CBFC kept Nitin Kumar Gupta’s Galwan film on hold for 3 years, now released on YouTube

Same story, two films, different fates

While Salman Khan’s “Battle of Galwan” is making headlines with its first look, another filmmaker’s struggle to tell the same story has gone almost unnoticed.

Director Nitin Kumar Gupta recently revealed that his film “LAC: Battle of Galwan” was stuck in censorship for three years before he finally had to release it on YouTube.

The journey from theatres to YouTube

“I wanted the families of the soldiers to watch the film in theatres,” Gupta told Mid-Day, expressing disappointment over his film’s quiet release on YouTube on July 5, 2025.
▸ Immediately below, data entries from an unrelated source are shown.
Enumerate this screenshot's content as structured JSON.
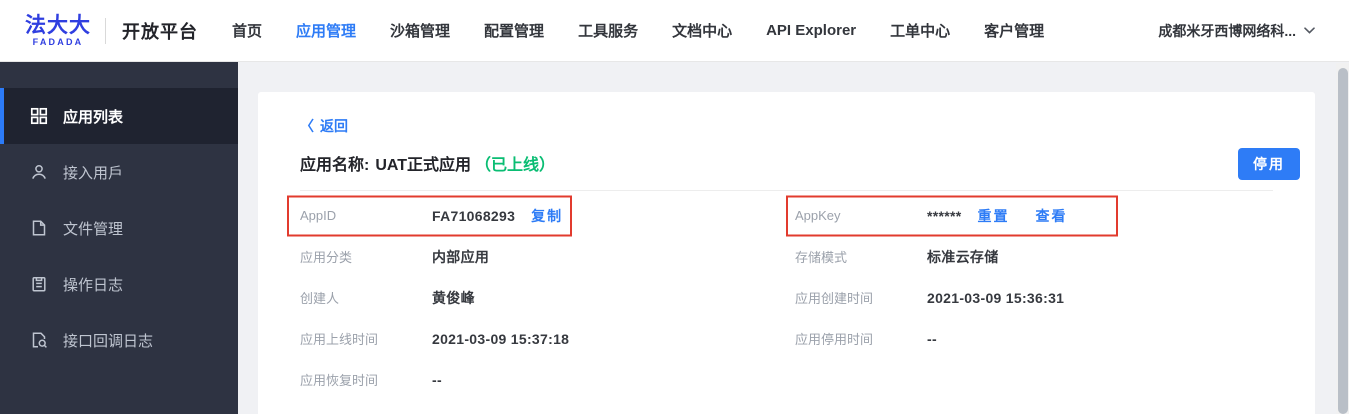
{
  "brand": {
    "logo_cn": "法大大",
    "logo_en": "FADADA",
    "platform_title": "开放平台"
  },
  "nav": {
    "items": [
      {
        "label": "首页",
        "active": false
      },
      {
        "label": "应用管理",
        "active": true
      },
      {
        "label": "沙箱管理",
        "active": false
      },
      {
        "label": "配置管理",
        "active": false
      },
      {
        "label": "工具服务",
        "active": false
      },
      {
        "label": "文档中心",
        "active": false
      },
      {
        "label": "API Explorer",
        "active": false
      },
      {
        "label": "工单中心",
        "active": false
      },
      {
        "label": "客户管理",
        "active": false
      }
    ],
    "account_name": "成都米牙西博网络科..."
  },
  "sidebar": {
    "items": [
      {
        "icon": "grid-icon",
        "label": "应用列表",
        "active": true
      },
      {
        "icon": "user-icon",
        "label": "接入用戶",
        "active": false
      },
      {
        "icon": "file-icon",
        "label": "文件管理",
        "active": false
      },
      {
        "icon": "clipboard-icon",
        "label": "操作日志",
        "active": false
      },
      {
        "icon": "doc-search-icon",
        "label": "接口回调日志",
        "active": false
      }
    ]
  },
  "main": {
    "back_chevron": "〈",
    "back_label": "返回",
    "app_name_label": "应用名称:",
    "app_name": "UAT正式应用",
    "status": "（已上线）",
    "stop_button": "停用",
    "fields": [
      {
        "label": "AppID",
        "value": "FA71068293",
        "links": [
          "复制"
        ],
        "annotated": true
      },
      {
        "label": "AppKey",
        "value": "******",
        "links": [
          "重置",
          "查看"
        ],
        "annotated": true
      },
      {
        "label": "应用分类",
        "value": "内部应用"
      },
      {
        "label": "存储模式",
        "value": "标准云存储"
      },
      {
        "label": "创建人",
        "value": "黄俊峰"
      },
      {
        "label": "应用创建时间",
        "value": "2021-03-09 15:36:31"
      },
      {
        "label": "应用上线时间",
        "value": "2021-03-09 15:37:18"
      },
      {
        "label": "应用停用时间",
        "value": "--"
      },
      {
        "label": "应用恢复时间",
        "value": "--"
      }
    ]
  },
  "colors": {
    "accent_blue": "#2e7cf6",
    "brand_blue": "#2f3ee0",
    "status_green": "#0abd73",
    "annotation_red": "#e23b2e",
    "sidebar_bg": "#2e3342",
    "sidebar_active_bg": "#1f2330"
  }
}
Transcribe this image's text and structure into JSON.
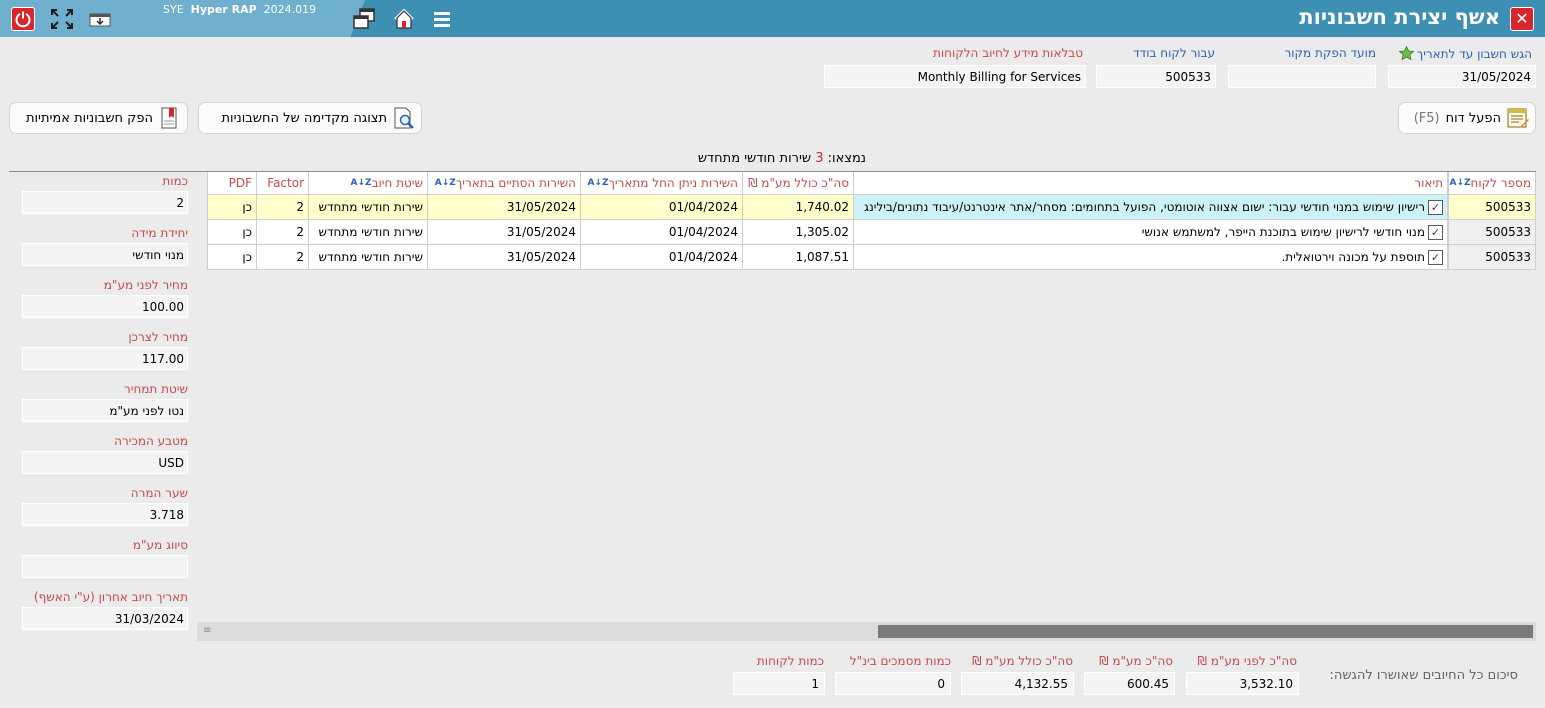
{
  "window": {
    "title": "אשף יצירת חשבוניות",
    "app_name_prefix": "SYE",
    "app_name": "Hyper RAP",
    "app_version": "2024.019"
  },
  "params": {
    "date_label": "הגש חשבון עד לתאריך",
    "date_value": "31/05/2024",
    "source_label": "מועד הפקת מקור",
    "source_value": "",
    "customer_label": "עבור לקוח בודד",
    "customer_value": "500533",
    "table_label": "טבלאות מידע לחיוב הלקוחות",
    "table_value": "Monthly Billing for Services"
  },
  "actions": {
    "run_report": "הפעל דוח",
    "run_report_key": "(F5)",
    "preview": "תצוגה מקדימה של החשבוניות",
    "issue": "הפק חשבוניות אמיתיות"
  },
  "found": {
    "prefix": "נמצאו:",
    "count": "3",
    "suffix": "שירות חודשי מתחדש"
  },
  "grid": {
    "headers": {
      "customer": "מספר לקוח",
      "description": "תיאור",
      "total": "סה\"כ כולל מע\"מ ₪",
      "from": "השירות ניתן החל מתאריך",
      "to": "השירות הסתיים בתאריך",
      "method": "שיטת חיוב",
      "factor": "Factor",
      "pdf": "PDF"
    },
    "rows": [
      {
        "customer": "500533",
        "description": "רישיון שימוש במנוי חודשי עבור: ישום אצווה אוטומטי, הפועל בתחומים: מסחר/אתר אינטרנט/עיבוד נתונים/בילינג",
        "total": "1,740.02",
        "from": "01/04/2024",
        "to": "31/05/2024",
        "method": "שירות חודשי מתחדש",
        "factor": "2",
        "pdf": "כן",
        "checked": "✓"
      },
      {
        "customer": "500533",
        "description": "מנוי חודשי לרישיון שימוש בתוכנת הייפר, למשתמש אנושי",
        "total": "1,305.02",
        "from": "01/04/2024",
        "to": "31/05/2024",
        "method": "שירות חודשי מתחדש",
        "factor": "2",
        "pdf": "כן",
        "checked": "✓"
      },
      {
        "customer": "500533",
        "description": "תוספת על מכונה וירטואלית.",
        "total": "1,087.51",
        "from": "01/04/2024",
        "to": "31/05/2024",
        "method": "שירות חודשי מתחדש",
        "factor": "2",
        "pdf": "כן",
        "checked": "✓"
      }
    ]
  },
  "side": [
    {
      "label": "כמות",
      "value": "2",
      "num": true
    },
    {
      "label": "יחידת מידה",
      "value": "מנוי חודשי",
      "num": false
    },
    {
      "label": "מחיר לפני מע\"מ",
      "value": "100.00",
      "num": true
    },
    {
      "label": "מחיר לצרכן",
      "value": "117.00",
      "num": true
    },
    {
      "label": "שיטת תמחיר",
      "value": "נטו לפני מע\"מ",
      "num": false
    },
    {
      "label": "מטבע המכירה",
      "value": "USD",
      "num": true
    },
    {
      "label": "שער המרה",
      "value": "3.718",
      "num": true
    },
    {
      "label": "סיווג מע\"מ",
      "value": "",
      "num": false
    },
    {
      "label": "תאריך חיוב אחרון (ע\"י האשף)",
      "value": "31/03/2024",
      "num": true
    }
  ],
  "summary": {
    "title": "סיכום כל החיובים שאושרו להגשה:",
    "before_vat_label": "סה\"כ לפני מע\"מ ₪",
    "before_vat": "3,532.10",
    "vat_label": "סה\"כ מע\"מ ₪",
    "vat": "600.45",
    "total_label": "סה\"כ כולל מע\"מ ₪",
    "total": "4,132.55",
    "intl_docs_label": "כמות מסמכים בינ\"ל",
    "intl_docs": "0",
    "customers_label": "כמות לקוחות",
    "customers": "1"
  },
  "colors": {
    "titlebar": "#3d8fb3",
    "label_red": "#c94a4a",
    "label_blue": "#2a63b7",
    "selected_row": "#ffffcc",
    "selected_desc": "#ccf2f7"
  }
}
The Rahul Roy-starrer was originally scheduled to release in theatres on June 15, 2023.

Bureaucratic nightmare

Shot in November 2020, the film was submitted to the Central Board of Film Certification (CBFC) in June 2022.
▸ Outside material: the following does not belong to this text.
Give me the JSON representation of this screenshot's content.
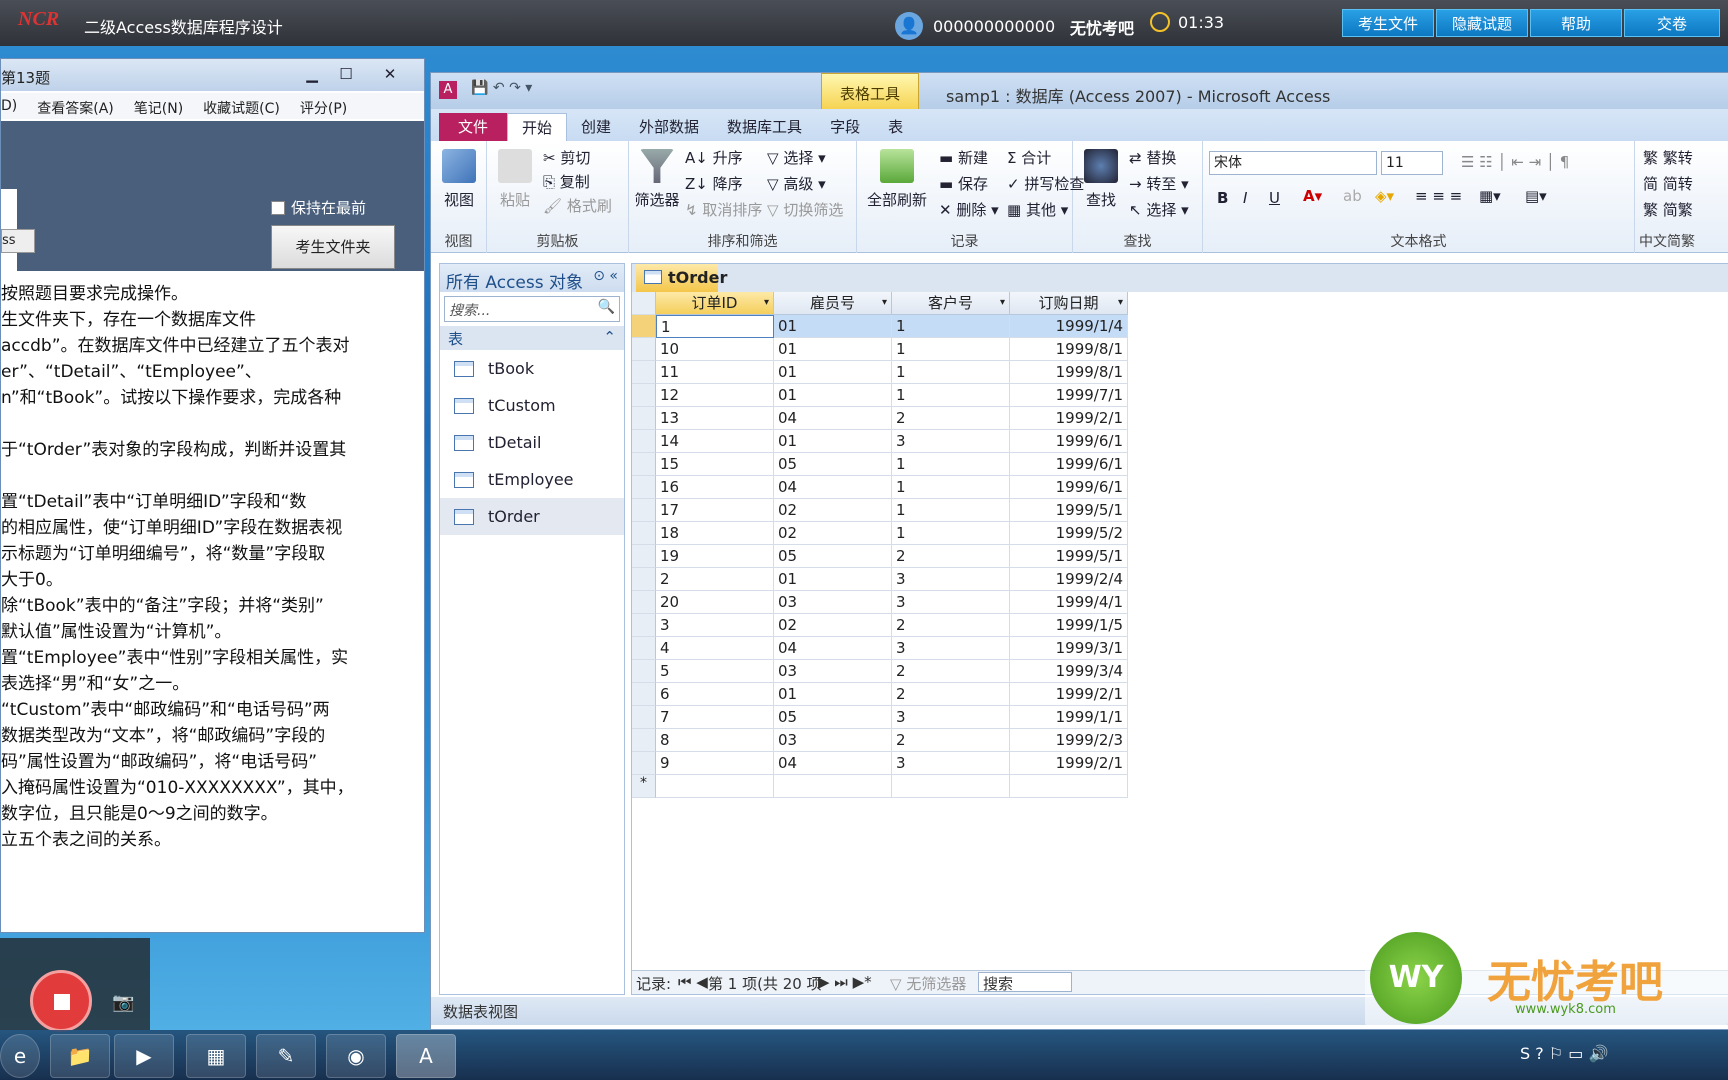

Despite screenings for the Ministry of Defence and armed forces personnel, a series of demanding changes followed.

Censorship demands

“They asked me to remove LAC from the title, erase references to the actual location and reduce the violence by 33 per cent,” Gupta said.
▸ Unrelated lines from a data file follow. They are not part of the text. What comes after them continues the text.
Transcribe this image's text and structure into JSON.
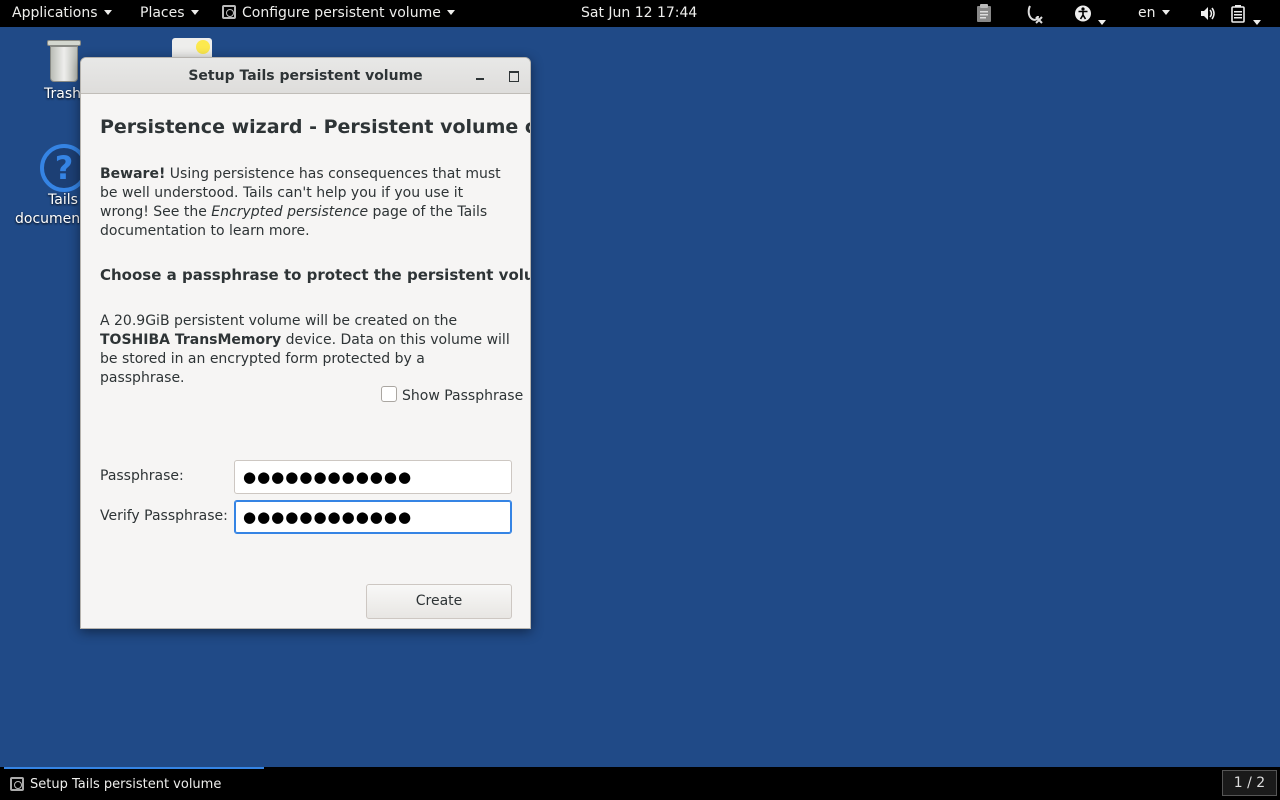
{
  "topbar": {
    "applications": "Applications",
    "places": "Places",
    "active_app": "Configure persistent volume",
    "datetime": "Sat Jun 12  17:44",
    "language": "en"
  },
  "desktop": {
    "trash_label": "Trash",
    "help_label_line1": "Tails",
    "help_label_line2": "documentation"
  },
  "window": {
    "title": "Setup Tails persistent volume",
    "heading": "Persistence wizard - Persistent volume creation",
    "warning_bold": "Beware!",
    "warning_text1": " Using persistence has consequences that must be well understood. Tails can't help you if you use it wrong! See the ",
    "warning_italic": "Encrypted persistence",
    "warning_text2": " page of the Tails documentation to learn more.",
    "subheading": "Choose a passphrase to protect the persistent volume",
    "desc_text1": "A 20.9GiB persistent volume will be created on the ",
    "desc_device": "TOSHIBA TransMemory",
    "desc_text2": " device. Data on this volume will be stored in an encrypted form protected by a passphrase.",
    "show_passphrase_label": "Show Passphrase",
    "show_passphrase_checked": false,
    "passphrase_label": "Passphrase:",
    "passphrase_value": "●●●●●●●●●●●●",
    "verify_label": "Verify Passphrase:",
    "verify_value": "●●●●●●●●●●●●",
    "create_button": "Create"
  },
  "taskbar": {
    "window_item": "Setup Tails persistent volume",
    "workspace": "1 / 2"
  },
  "colors": {
    "desktop_bg": "#204a87",
    "focus_accent": "#3584e4"
  }
}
“Basically, they were asking us to dilute the reality of the melee that our soldiers faced.”

Most painful for the filmmaker was the request to remove photos of 20 real soldiers from the end credits, which were already in the public domain and whose names had been released by the government.

Compliance efforts

Gupta made significant efforts to address potential concerns even before censorship:

  • Changed the names of the soldiers to protect the privacy of the families
  • Did not directly mention China to avoid diplomatic issues
  • Based the story on verified sources

Despite resubmitting a revised version in September 2022, the director has not received a response from the CBFC since then.

Salman’s star power is pushing the competing project

Meanwhile, Salman Khan’s version of the Galwan story is moving ahead with significant publicity.

Directed by Apoorva Lakhia, the film stars Khan as Colonel B Santosh Babu, who was leading the 16 Bihar Regiment during the 2020 clash with Chinese troops.

The recently released motion poster shows Khan with blood stains and a moustache, depicting “one of India’s most brutal wars” in which “not a single bullet was fired”.

A tale of two perspectives

The contrasting journeys of these two films telling the same story raise questions about how star power and institutional support determine which versions of history reach mainstream audiences.

“For three years, I knocked on every door,” Gupta concludes.

The film’s digital rights holder, US citizen Vikram Jadhav, eventually decided to release it on YouTube.